Diario de marfil: Reconstrucción intrapersonal de San Juan
Continuamente me exhorto a decirme dónde vivo. Con suerte digo aquí, donde siempre he estado; pero desconozco (casi totalmente) el sitio donde nací. Pervive, eso sí, el nombre. El intento humano supremo de sujetar a través de la palabra. En este caso son dos: San Juan. Sin embargo, en esos momentos en los que titubea el sustantivo, se quiebra y muestra el interior de la vacija, es cuando vislumbro una verdad intransferible. San Juan, como todo sitio donde la vida humana zumba y se teje sin cesar, es inasible. Y es ese vocablo el que fundamenta la sensación profundamente personal que me da mi pueblo: el tejido.

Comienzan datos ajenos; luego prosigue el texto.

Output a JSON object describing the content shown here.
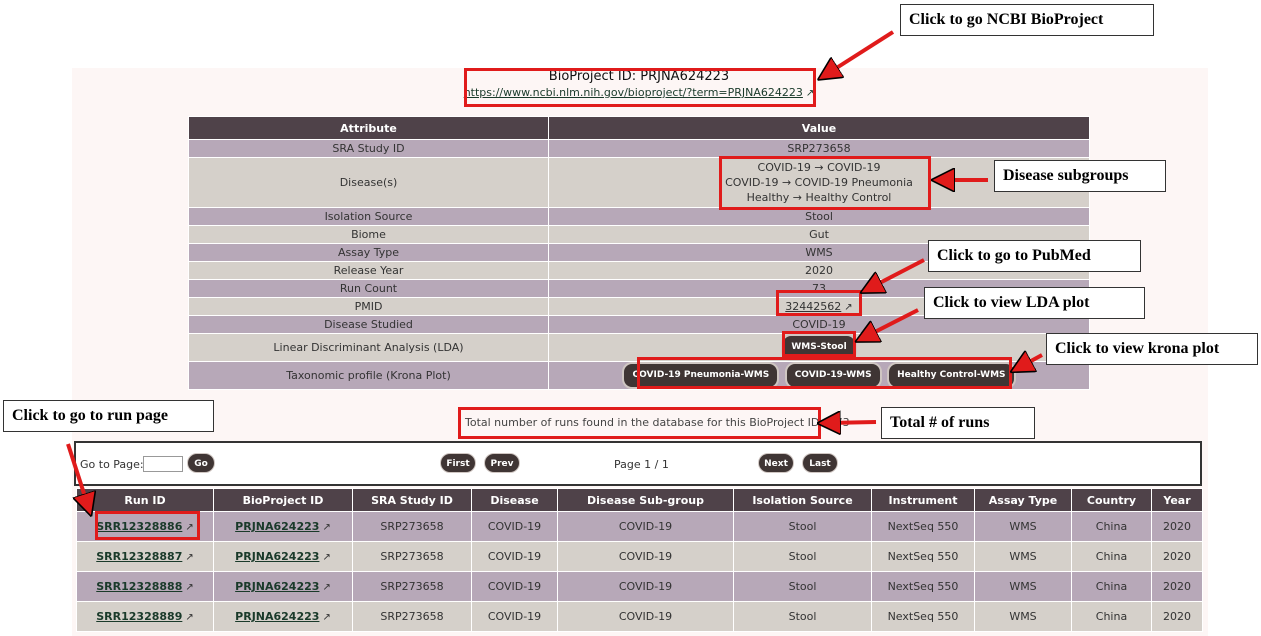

En mi interior (ya la he visto) hay una Penélope que hace y deshace la tela donde se escribe mi posible definición de San Juan. A mediodía, en alguna de sus calles, veo dos niños correteando como satélites alrededor de su madre. Ella los deja ser, que se extiendan, giren (cuidándose de los carros) y, al llegar a una esquina –calle Páez, quizá calle Ribas, soy malo para los nombres– ella los vuelve a atraer hasta sí sin mediar palabra; abre los brazos y de inmediato los niños atienden el tácito llamado. Entonces creo tener una idea clara: eso es San Juan. Pero el día no ha terminado, y la Penélope, con su juego invertido, me hace retroceder. Después entre cinco y seis de la tarde suceden otras cosas: una lluvia repentina, un color anaranjado inusitado, la sensación de que el cielo se lava y se desagua en Los Morros. ¿Será que esto es San Juan, esta doble cara, este azul-anaranjado de seis a.m. a seis p.m.? Pero ya sé las artimañas. Al montarme en el autobús San Juan se desdibuja poco a poco en el horizonte, al anochecer las calles de mis antepasados corren hacia el río del tiempo hacia adelante hacia mí constantemente porque al final el pueblo de mi padre es el pueblo que veo todos los días aquí y acullá tejerse y destejerse, aquél que miento San Juan sin saber de qué hablo.